Happily, there is some data that might apply. Genital wart trends in
four countries with national HPV vaccination campaigns with varying
amounts of coverage ( see http://hpv.kegel.com/warts#campaign ) seem
to indicate that a vaccination rate of about 40% in girls alone was
associated with about a 25% total decline in new cases of genital
warts over three to four years (in the total population, not just in
vaccinated girls), but a high vaccination rate of 80% was associated
with a 90%-95% total decline in new cases over four to five years. So
there might well be some small herd immunity going on at 34%.
I have to run now, but maybe I can research a few more of your
questions later. Cheers!
Dan Kegel says
Back again with a look at two more issues with this article.
You claim that Roche Linear Array has questionable accuracy, and point to a paper which shows it has excellent accuracy.
The 61% disagreement you noted shows that the RLA is *more* sensitive than the sequencing it was compared to.
Why? Because the reference sequencing used a consensus sequence primer, which is less specific and less sensitive than primers to the individual HPV types. You might want to go read the paper again.
On the question of whether a 19% to 34% level of vaccination could account for a 56% reduction in vaccine-type HPV among all girls.
You pointed out that 34% is way less than what is required for herd immunity for many diseases.
But if HPV is passed mainly through intimate contact, the chain of infection may be much more vulnerable to disruption by vaccine than in diseases which are passed via coughing or sneezing. The chains of romantic relationships in high school have been studied ( http://www.soc.duke.edu/~jmoody77/chains.pdf ), and it turns out that immunizing a small number of girls could significantly reduce the number of transmitted infections. So herd immunity might be easier to achieve with HPV than with other diseases.

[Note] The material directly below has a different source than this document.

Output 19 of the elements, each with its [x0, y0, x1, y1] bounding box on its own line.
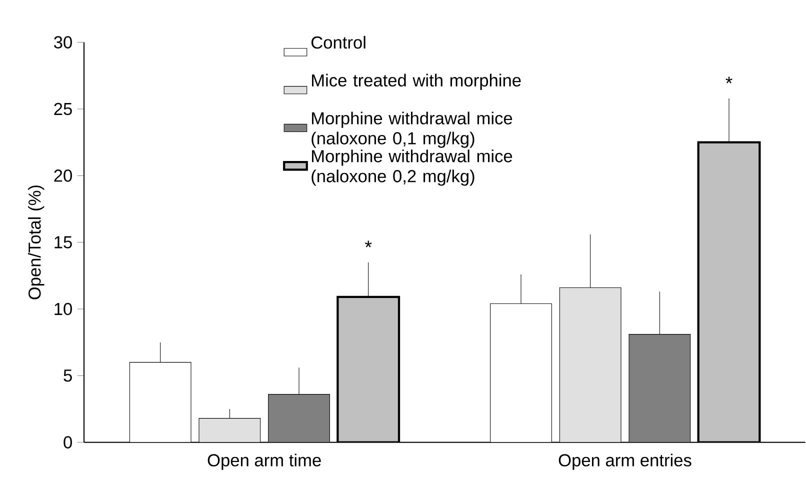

On whether HPV vaccination prevents cancer, you wrote
“Should all high-risk types of HPV be completely eliminated, that would simply mean one risk factor for cervical cancer would no longer be a part of the cervical cancer equation. The remaining risk factors would still be present.”
True, but http://www.ncbi.nlm.nih.gov/pubmed/10451482 estimated that “the worldwide HPV prevalence in cervical carcinomas is 99.7 per cent”, so eliminating HPV would very nearly eliminate cervical cancer.

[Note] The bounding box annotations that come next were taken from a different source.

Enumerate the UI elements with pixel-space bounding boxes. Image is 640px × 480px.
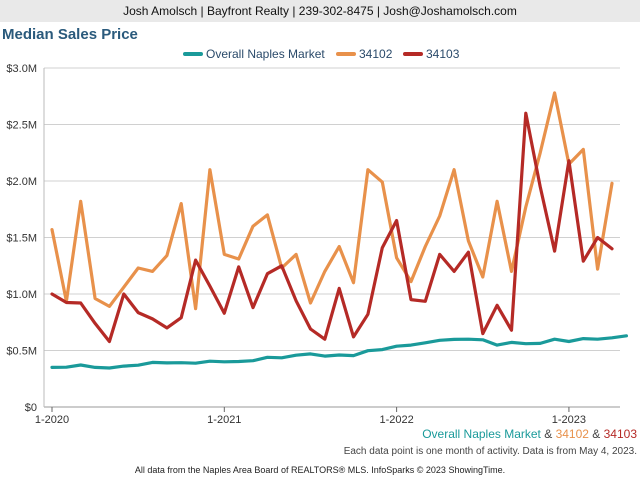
y-tick-label: $1.5M [6,233,37,245]
data-note: Each data point is one month of activity… [343,446,637,457]
caption-series-3: 34103 [603,427,637,441]
legend: Overall Naples Market 34102 34103 [183,47,460,61]
series-line-3 [50,111,614,344]
y-axis: $0 $0.5M $1.0M $1.5M $2.0M $2.5M $3.0M [6,63,37,414]
caption-ampersand-1: & [540,427,556,441]
contact-header: Josh Amolsch | Bayfront Realty | 239-302… [0,0,640,22]
line-chart: $0$0.5M$1.0M$1.5M$2.0M$2.5M$3.0M 1-2020 1… [6,47,629,426]
x-tick-label: 1-2020 [35,414,69,426]
chart-title: Median Sales Price [2,26,138,43]
caption-series-1: Overall Naples Market [422,427,541,441]
x-tick-label: 1-2023 [552,414,586,426]
y-tick-label: $0 [25,402,37,414]
series-line-1 [50,334,629,370]
x-axis: 1-2020 1-2021 1-2022 1-2023 [35,407,586,426]
x-tick-label: 1-2022 [379,414,413,426]
y-tick-label: $0.5M [6,346,37,358]
footer-attribution: All data from the Naples Area Board of R… [134,465,506,475]
legend-label-1: Overall Naples Market [206,47,325,61]
legend-label-2: 34102 [359,47,393,61]
x-tick-label: 1-2021 [207,414,241,426]
series-lines [50,91,629,370]
legend-label-3: 34103 [426,47,460,61]
grid-lines [43,67,620,408]
caption-ampersand-2: & [588,427,604,441]
y-tick-label: $1.0M [6,289,37,301]
y-tick-label: $2.0M [6,176,37,188]
contact-text: Josh Amolsch | Bayfront Realty | 239-302… [123,4,517,18]
caption-series-2: 34102 [555,427,589,441]
series-caption: Overall Naples Market & 34102 & 34103 [422,427,637,441]
y-tick-label: $3.0M [6,63,37,75]
y-tick-label: $2.5M [6,120,37,132]
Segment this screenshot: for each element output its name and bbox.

In conclusion, you wrote “CDC should … refrain from exaggerating the potential benefits of HPV vaccines”.
The CDC representative said “every year we delay in [reaching 80 percent vaccination rates], another 4,400 girls will develop cervical cancer in their lifetimes.”
Is that an exaggeration? Let’s see. http://www.cdc.gov/cancer/cervical/statistics/ says that 12,500 American women develop cervical cancer each year. About 70% of them got it from the types of HPV prevented by the vaccine, or about 8700. If we’re currently vaccinating at about 30%, we’re potentially preventing 2600 deaths/year. If we raise that to 80%, we’d potentially prevent another half, or about 4300.
So it seems the CDC spokesperson made a reasonable back-of-the-envelope estimate of the consequence of another year of low vaccination.
Which part of that conclusion seems wrong to you?